O legislador civil atual disciplina o enriquecimento sem causa em 3 (três) artigos distintos, conferindo ao tema um tratamento até então desconhecido pelo direito positivado (arts. 884 a 886 do Código Civil de 2002). E, no tocante ao prazo prescricional, em consonância com as necessidades do mundo atual, deixou bem claro que o prazo seria de 3 (três) anos (art. 206, §3º, inciso IV, do Código Civil de 2002).
Para o caso concreto, importa é saber as regras que então vigoravam, atentando-se para as disposições finais e transitórias contidas nos arts. 2.028 (prazos prescricionais) e 2.035 (validade do ato jurídico), ambos do atual Código Civil.
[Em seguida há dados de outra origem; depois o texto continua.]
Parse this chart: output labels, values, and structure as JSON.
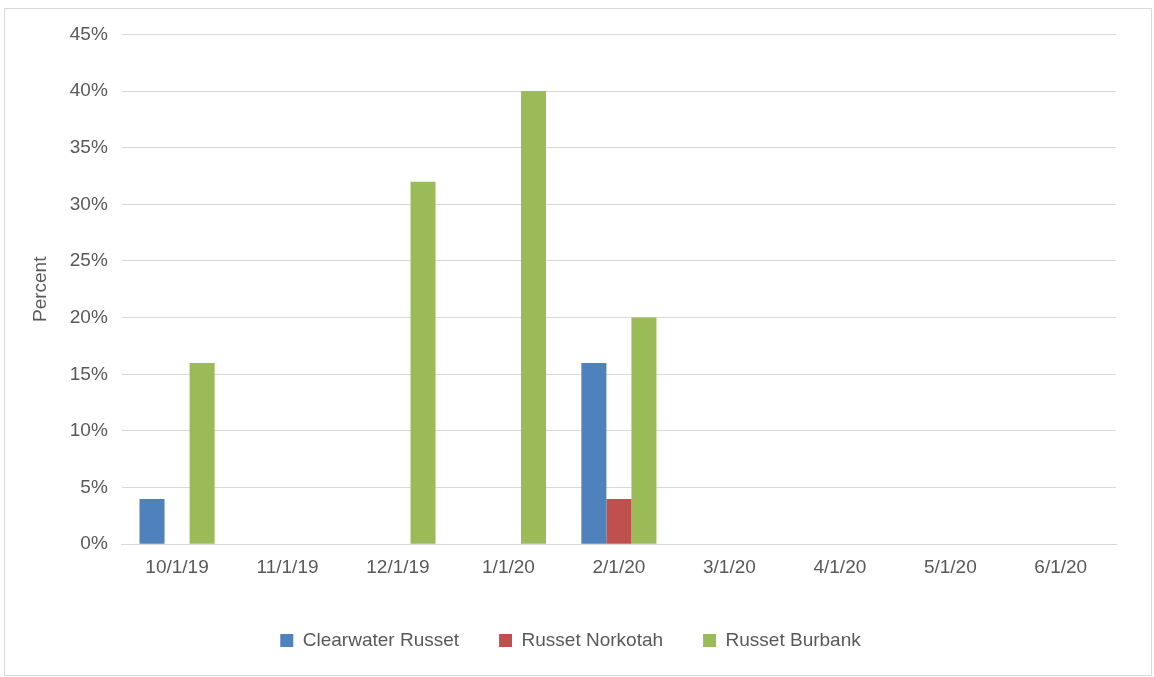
{
  "chart_data": {
    "type": "bar",
    "ylabel": "Percent",
    "categories": [
      "10/1/19",
      "11/1/19",
      "12/1/19",
      "1/1/20",
      "2/1/20",
      "3/1/20",
      "4/1/20",
      "5/1/20",
      "6/1/20"
    ],
    "series": [
      {
        "name": "Clearwater Russet",
        "color": "#4f81bd",
        "values": [
          4,
          0,
          0,
          0,
          16,
          0,
          0,
          0,
          0
        ]
      },
      {
        "name": "Russet Norkotah",
        "color": "#c0504d",
        "values": [
          0,
          0,
          0,
          0,
          4,
          0,
          0,
          0,
          0
        ]
      },
      {
        "name": "Russet Burbank",
        "color": "#9bbb59",
        "values": [
          16,
          0,
          32,
          40,
          20,
          0,
          0,
          0,
          0
        ]
      }
    ],
    "ylim": [
      0,
      45
    ],
    "yticks": [
      {
        "value": 0,
        "label": "0%"
      },
      {
        "value": 5,
        "label": "5%"
      },
      {
        "value": 10,
        "label": "10%"
      },
      {
        "value": 15,
        "label": "15%"
      },
      {
        "value": 20,
        "label": "20%"
      },
      {
        "value": 25,
        "label": "25%"
      },
      {
        "value": 30,
        "label": "30%"
      },
      {
        "value": 35,
        "label": "35%"
      },
      {
        "value": 40,
        "label": "40%"
      },
      {
        "value": 45,
        "label": "45%"
      }
    ],
    "grid": "y",
    "legend": "bottom"
  }
}
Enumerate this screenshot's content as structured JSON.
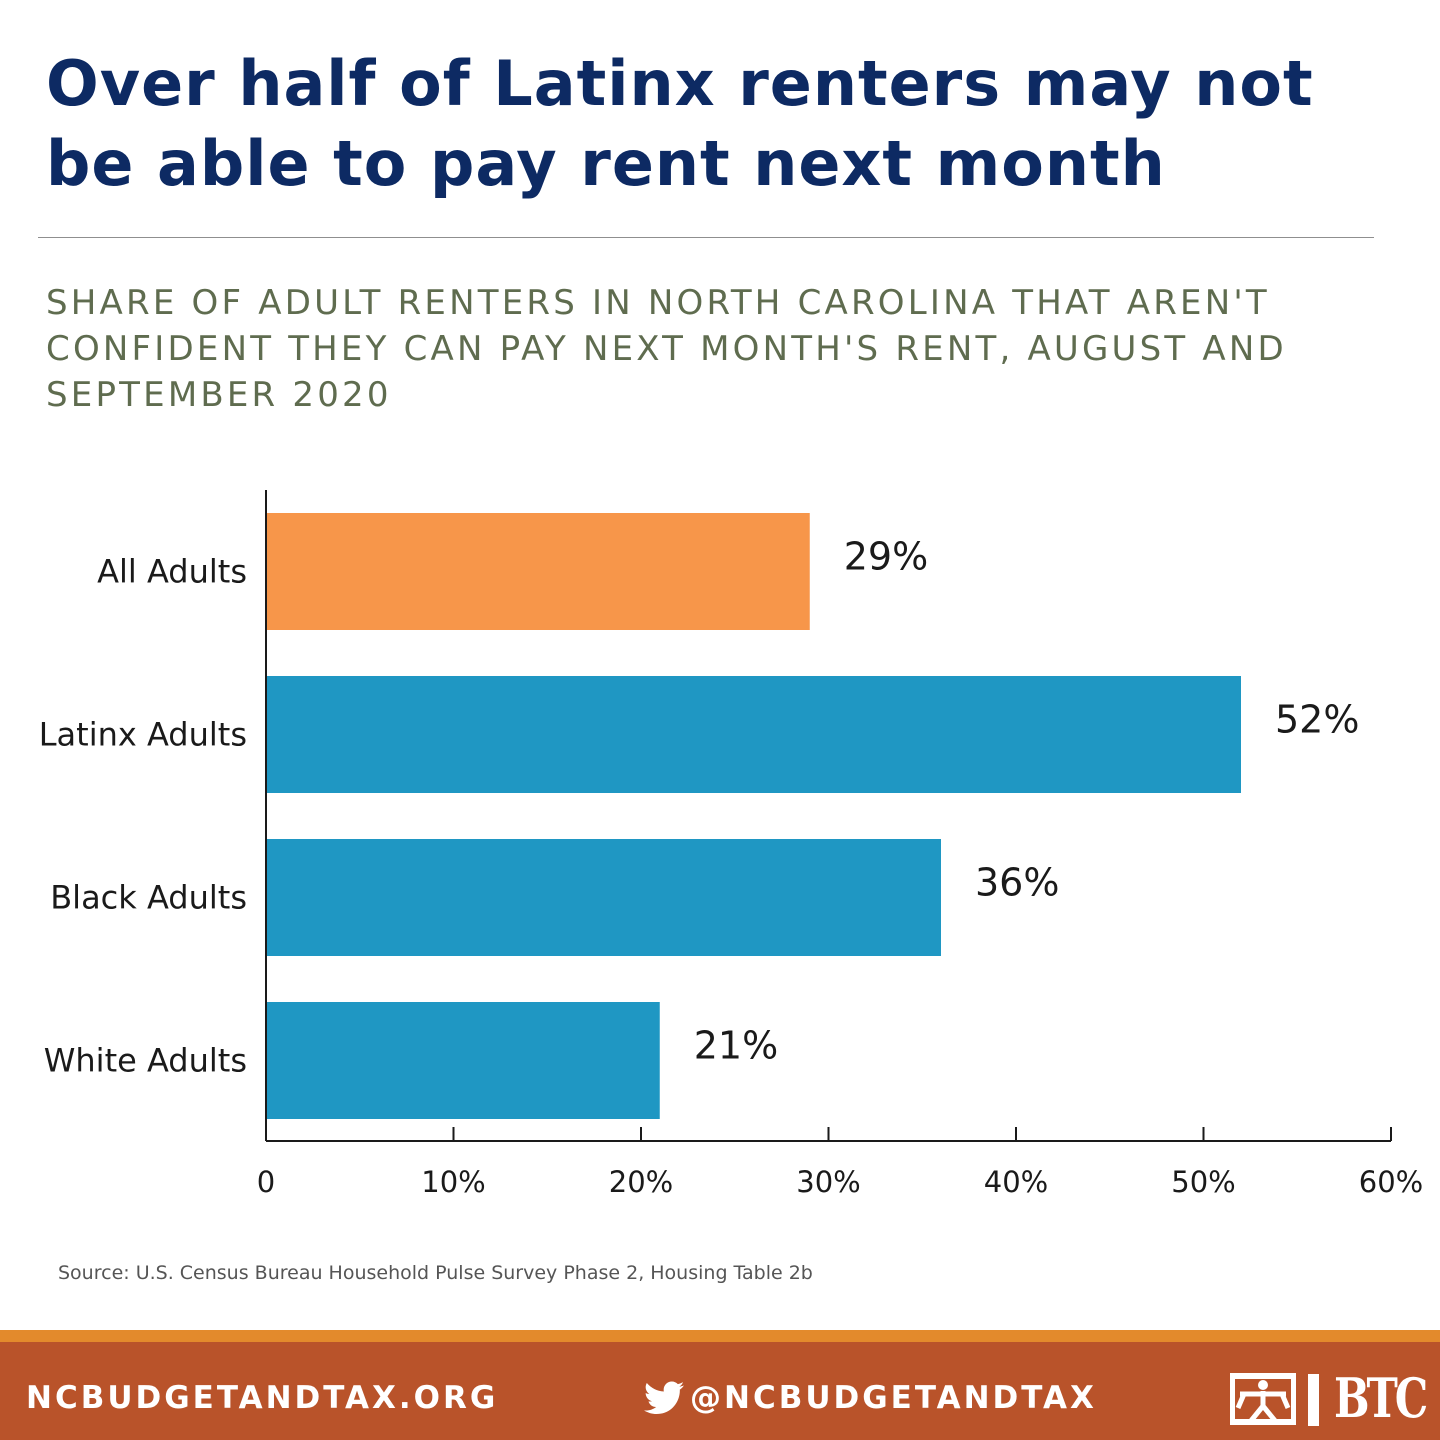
{
  "headline": "Over half of Latinx renters may not be able to pay rent next month",
  "colors": {
    "headline": "#0d2a63",
    "accent_bar": "#f7964a",
    "bar": "#1f97c3",
    "footer": "#b9532a",
    "footer_stripe": "#e38a2c"
  },
  "chart_data": {
    "type": "bar",
    "orientation": "horizontal",
    "title": "SHARE OF ADULT RENTERS IN NORTH CAROLINA THAT AREN'T CONFIDENT THEY CAN PAY NEXT MONTH'S RENT, AUGUST AND SEPTEMBER 2020",
    "categories": [
      "All Adults",
      "Latinx Adults",
      "Black Adults",
      "White Adults"
    ],
    "values": [
      29,
      52,
      36,
      21
    ],
    "value_labels": [
      "29%",
      "52%",
      "36%",
      "21%"
    ],
    "highlight_category": "All Adults",
    "xlim": [
      0,
      60
    ],
    "x_ticks": [
      0,
      10,
      20,
      30,
      40,
      50,
      60
    ],
    "x_tick_labels": [
      "0",
      "10%",
      "20%",
      "30%",
      "40%",
      "50%",
      "60%"
    ],
    "xlabel": "",
    "ylabel": "",
    "grid": false,
    "legend": "none"
  },
  "source": "Source: U.S. Census Bureau Household Pulse Survey Phase 2, Housing Table 2b",
  "footer": {
    "website": "NCBUDGETANDTAX.ORG",
    "twitter_handle": "@NCBUDGETANDTAX",
    "twitter_icon": "twitter-bird-icon",
    "logo_text": "BTC",
    "logo_icon": "btc-figure-logo-icon"
  }
}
O princípio do locupletamento ilícito – ou do enriquecimento sem causa, como querem outros – já podia ser encontrado na legislação civil da época, bastando recordar a regra contida no art. 964 do Código Civil de 1916.
De Plácido e Silva conceitua “enriquecimento ilícito ou sem causa” como aquele que
“se promove, empobrecendo injustamente outrem, sem qualquer razão jurídica, isto é, sem ser fundado numa operação jurídica considerada lícita ou numa disposição legal.
O enriquecimento ilícito gera o locupletamento à causa alheia, que justifica a ação de in rem verso promovida pelo empobrecido injustamente. Esta ação também se diz de locupletamento e tem por objetivo fazer o locupletado (enriquecido) restituir a coisa indevidamente recebida, ou indenizar o empobrecido do valor da coisa com que se enriqueceu (locupletou) indevidamente.” (Vocabulário jurídico. 3ª ed. Rio de Janeiro: Forense, 2001, p. 309).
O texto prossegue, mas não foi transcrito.